Dr Raviglione said that the WHO End TB Strategy essentially consists of 3 pillars--integrated, patient-centred TB care and prevention; bold policies and supportive systems; and intensified research and innovation.

He explained, "The first pillar talks about basics of TB strategy, along with innovations like the drug susceptibility test (DST) to be prescribed for every person with TB on day one itself and not to be postponed for later. This means putting appropriate systems in place and expanding use of rapid molecular diagnostic tools. But many countries have yet to understand and appreciate this. We also have to proactively reach out to, and screen, high-risk populations, including those who present with diabetes or HIV (as they are more prone to TB risk). We also need to provide prophylaxis to at least people living with HIV (PLHIV) and the children contacts (below 5 years of age) of TB patients. But other high-risk groups should also be considered for prophylaxis."
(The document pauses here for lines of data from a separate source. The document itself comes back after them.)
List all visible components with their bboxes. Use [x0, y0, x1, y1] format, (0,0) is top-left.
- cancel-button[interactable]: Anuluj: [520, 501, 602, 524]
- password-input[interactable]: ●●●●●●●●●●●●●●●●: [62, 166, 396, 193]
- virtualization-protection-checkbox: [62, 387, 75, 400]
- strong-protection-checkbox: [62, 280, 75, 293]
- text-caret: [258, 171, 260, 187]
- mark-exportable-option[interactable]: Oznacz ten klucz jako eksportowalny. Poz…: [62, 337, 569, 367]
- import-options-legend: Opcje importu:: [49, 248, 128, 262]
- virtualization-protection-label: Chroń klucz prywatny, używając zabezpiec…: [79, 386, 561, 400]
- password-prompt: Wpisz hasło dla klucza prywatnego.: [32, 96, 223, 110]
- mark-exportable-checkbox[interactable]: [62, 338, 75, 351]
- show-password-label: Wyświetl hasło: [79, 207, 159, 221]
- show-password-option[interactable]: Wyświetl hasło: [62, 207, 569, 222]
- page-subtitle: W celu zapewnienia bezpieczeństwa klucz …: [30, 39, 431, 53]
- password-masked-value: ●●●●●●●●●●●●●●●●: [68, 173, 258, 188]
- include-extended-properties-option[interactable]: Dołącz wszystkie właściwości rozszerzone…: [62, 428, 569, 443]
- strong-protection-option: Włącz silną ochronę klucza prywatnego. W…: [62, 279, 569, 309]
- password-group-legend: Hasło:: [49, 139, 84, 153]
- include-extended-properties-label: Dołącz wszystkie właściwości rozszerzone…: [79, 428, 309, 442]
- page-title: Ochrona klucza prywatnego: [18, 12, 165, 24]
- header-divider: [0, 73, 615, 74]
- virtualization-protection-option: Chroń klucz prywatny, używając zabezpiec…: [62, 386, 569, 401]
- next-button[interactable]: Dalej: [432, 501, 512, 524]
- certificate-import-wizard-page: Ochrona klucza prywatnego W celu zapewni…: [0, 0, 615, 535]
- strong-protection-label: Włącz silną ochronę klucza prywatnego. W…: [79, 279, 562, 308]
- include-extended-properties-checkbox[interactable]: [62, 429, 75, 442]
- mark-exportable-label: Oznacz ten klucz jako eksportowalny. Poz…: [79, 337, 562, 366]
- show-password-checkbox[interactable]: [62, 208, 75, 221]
"The second pillar talks of universal coverage or universal access to TB services and social protection. A person should be able to access TB diagnostics and treatment without catastrophic expenditure - either free of charge or through some health insurance system. Universal access has to be accompanied by social protection. TB treatment lasts long, making people poorer in the process as they lose their income and also increase their medical expenses. Governments must ensure that TB patients are in the list of those who are entitled for social protection. Another important thing is to have mandatory notification of all TB cases."

"The third pillar is about intensified research. This requires national research agendas so that the different research institutes can collaborate and avoid duplication, especially in case of operational research. Unless we address all of these issues we will not be able to implement the WHO End TB Strategy."

We are about to enter the 2016-2030 era of the new ambitious Sustainable Development Goals (SDGs) that are likely to be passed by the UN General Assembly in September 2015. SDGs envisage, among other things, to reduce TB deaths by 90% and TB incidence by 80% (less than 20 cases per 100,000) by the end of 2030. This is in line with the targets of End TB strategy that aims reducing TB deaths by 95% and TB incidence by 90% (less than 10 cases per 100000) at the end of 2035.